At this year's Main Event there were 7319 contestants, or just over 813 tables with nine players each. Yes, I know that they didn't all play on the same day, and not everybody showed up for the first hand, and they didn't have a perfect arrangement of all tables being exactly nine-handed except for one. But let's pretend that all of those things were true. They're close enough for my purposes, which is just to get an estimate of the overall probability.

Turning again to the binomial calculator, we plug in n=813, k=1, and p=0.00176. The computer instantly tells us that the probability that exactly one table in the field has K-K versus A-A is 0.34. The probability that at least one table has that confrontation is 0.76.

The conclusion, then, is that my hunch was right. In a field of this size, the odds are about 3:1 that at one or more tables, right after "Shuffle up and deal," somebody is facing his worst nightmare. Of course, that doesn't mean that the two players necessarily get all their chips in, nor that the guy with kings loses and goes home.
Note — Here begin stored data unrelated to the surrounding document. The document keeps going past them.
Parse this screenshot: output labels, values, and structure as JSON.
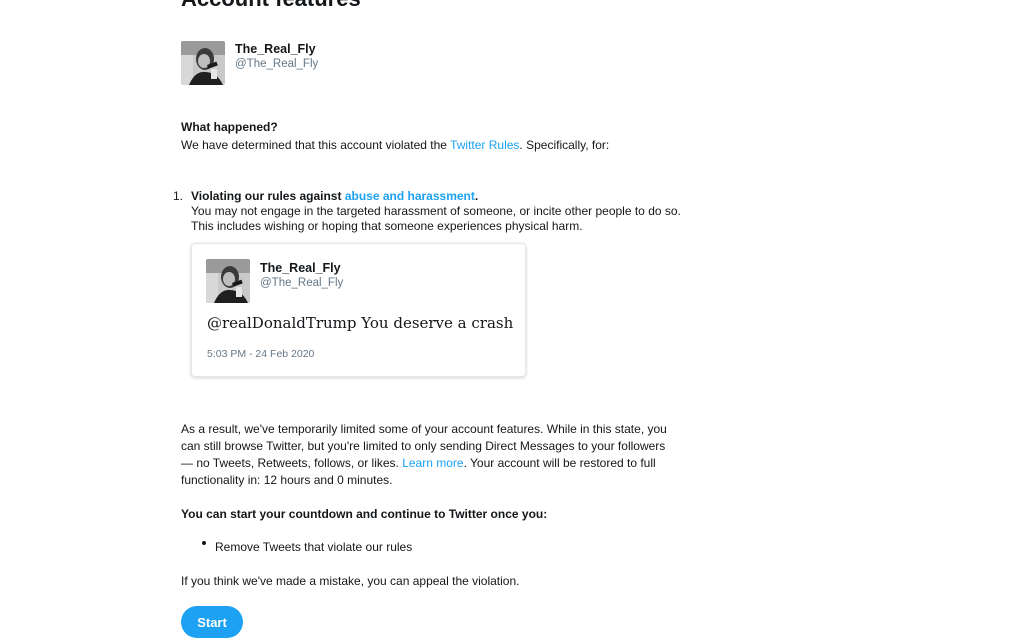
{
  "header": {
    "cut_title": "Account features"
  },
  "account": {
    "display_name": "The_Real_Fly",
    "handle": "@The_Real_Fly",
    "avatar_icon": "profile-photo"
  },
  "what_happened": {
    "heading": "What happened?",
    "line_prefix": "We have determined that this account violated the ",
    "rules_link": "Twitter Rules",
    "line_suffix": ". Specifically, for:"
  },
  "violation": {
    "number": "1.",
    "title_prefix": "Violating our rules against ",
    "title_link": "abuse and harassment",
    "title_suffix": ".",
    "desc_line1": "You may not engage in the targeted harassment of someone, or incite other people to do so.",
    "desc_line2": "This includes wishing or hoping that someone experiences physical harm."
  },
  "tweet": {
    "display_name": "The_Real_Fly",
    "handle": "@The_Real_Fly",
    "text": "@realDonaldTrump You deserve a crash",
    "timestamp": "5:03 PM - 24 Feb 2020"
  },
  "result": {
    "line1": "As a result, we've temporarily limited some of your account features. While in this state, you",
    "line2": "can still browse Twitter, but you're limited to only sending Direct Messages to your followers",
    "line3_prefix": "— no Tweets, Retweets, follows, or likes. ",
    "learn_more": "Learn more",
    "line3_suffix": ". Your account will be restored to full",
    "line4": "functionality in: 12 hours and 0 minutes."
  },
  "countdown": {
    "heading": "You can start your countdown and continue to Twitter once you:",
    "items": [
      "Remove Tweets that violate our rules"
    ]
  },
  "appeal": {
    "text": "If you think we've made a mistake, you can appeal the violation."
  },
  "actions": {
    "start_label": "Start"
  },
  "colors": {
    "link": "#1da1f2",
    "button_bg": "#1da1f2",
    "secondary_text": "#657786",
    "card_border": "#e1e8ed"
  }
}
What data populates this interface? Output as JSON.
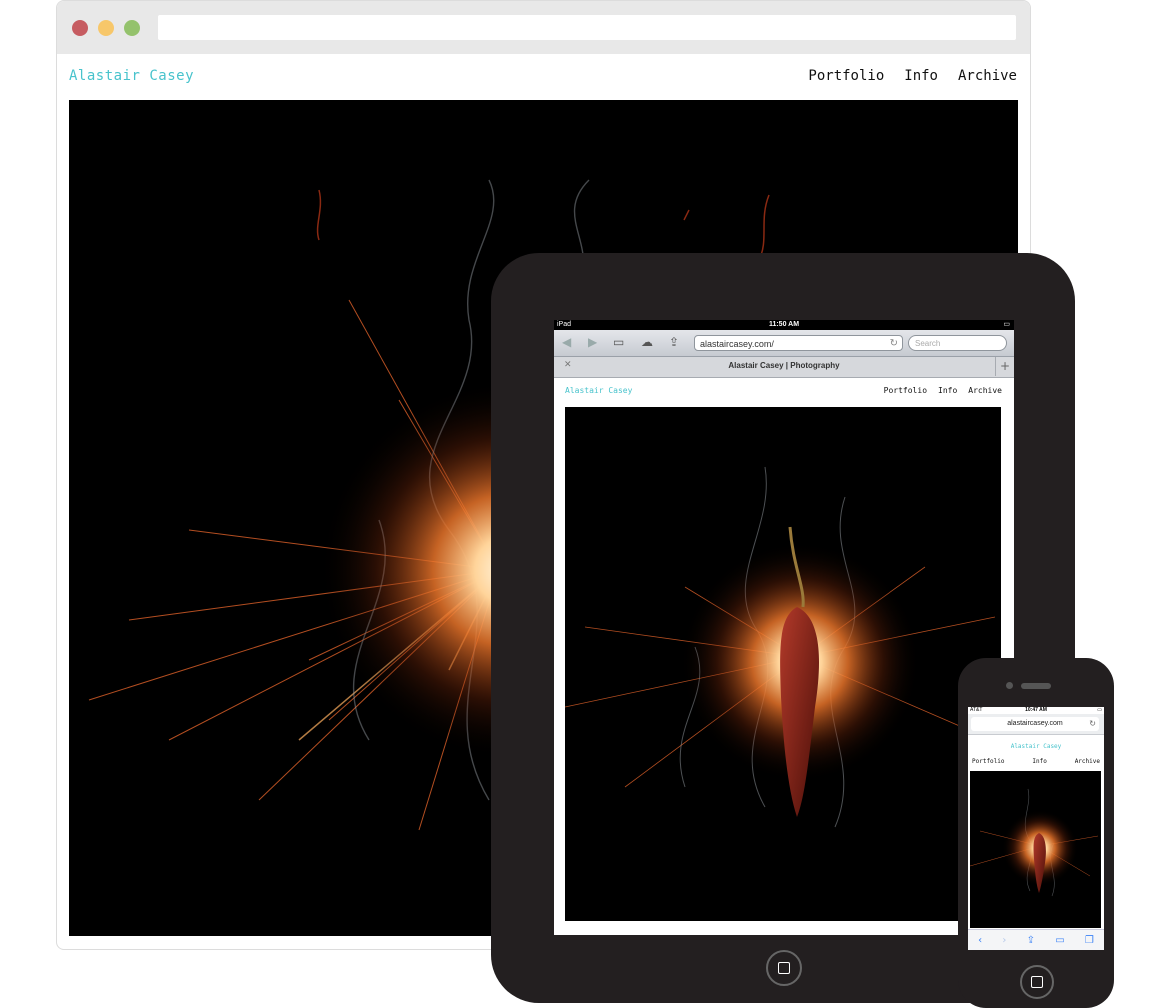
{
  "desktop": {
    "brand": "Alastair Casey",
    "nav": [
      "Portfolio",
      "Info",
      "Archive"
    ],
    "hero_icon": "sparkler-explosion-photo"
  },
  "ipad": {
    "status": {
      "left": "iPad",
      "time": "11:50 AM"
    },
    "toolbar_icons": [
      "back-icon",
      "forward-icon",
      "bookmarks-icon",
      "icloud-icon",
      "share-icon"
    ],
    "address": "alastaircasey.com/",
    "search_placeholder": "Search",
    "tab_title": "Alastair Casey | Photography",
    "brand": "Alastair Casey",
    "nav": [
      "Portfolio",
      "Info",
      "Archive"
    ],
    "hero_icon": "burning-chili-pepper-photo"
  },
  "iphone": {
    "status": {
      "carrier": "AT&T",
      "time": "10:47 AM"
    },
    "address": "alastaircasey.com",
    "brand": "Alastair Casey",
    "nav": [
      "Portfolio",
      "Info",
      "Archive"
    ],
    "hero_icon": "burning-chili-pepper-photo",
    "toolbar_icons": [
      "back-icon",
      "forward-icon",
      "share-icon",
      "bookmarks-icon",
      "tabs-icon"
    ]
  },
  "colors": {
    "brand": "#48c3cc",
    "device": "#231f20",
    "close": "#c65c61",
    "minimize": "#f7c76a",
    "maximize": "#94c26c"
  }
}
Maybe Mr. K-K can find a fold after about the fifth pre-flop raise, or when an ace flops. Or maybe he gets lucky and hits a set to felt the guy with aces. What happens after the deal is much harder to figure out mathematically.

But I'm setting aside all of the consequential action. All I care about is this fact: In about three years out of four, on average, at least one person will be so unlucky as to be looking down at kings on his very first hand when somebody else at his table is looking down at aces. One way or another, that's gonna leave a mark.

4 comments:

JT88Keys said...

It was Kate Hudson's brother (and Goldie Hawn's son) Oliver Hudson.

Cardgrrl said...

If I'm reading your notation right, you're saying AA v. KK should happen about 1.7 times in a thousand (or is it ten thousand? math is hard!). Is that right? Just anecdotally, it seems like I've seen it much more often than that.

Perhaps it's because when players have those cards they're not folding them, and the action is going to go to showdown more often.

Rakewell said...

Yes, that's about right. Call it 1 in 600 hands or so, a bit more when playing 10-handed than 9-handed. If you get 30 hands an hour, that would be about once every 20 hours of play. I've never kept track, obviously, but I can't say that that's outside of what my experience would suggest. It's memorable, but it's not very common. Offhand, I think I've been on one side or the other of it less than a dozen times.

Andrew said...

Less than a dozen times? Online, seeing so many more hands, it feels utterly routine.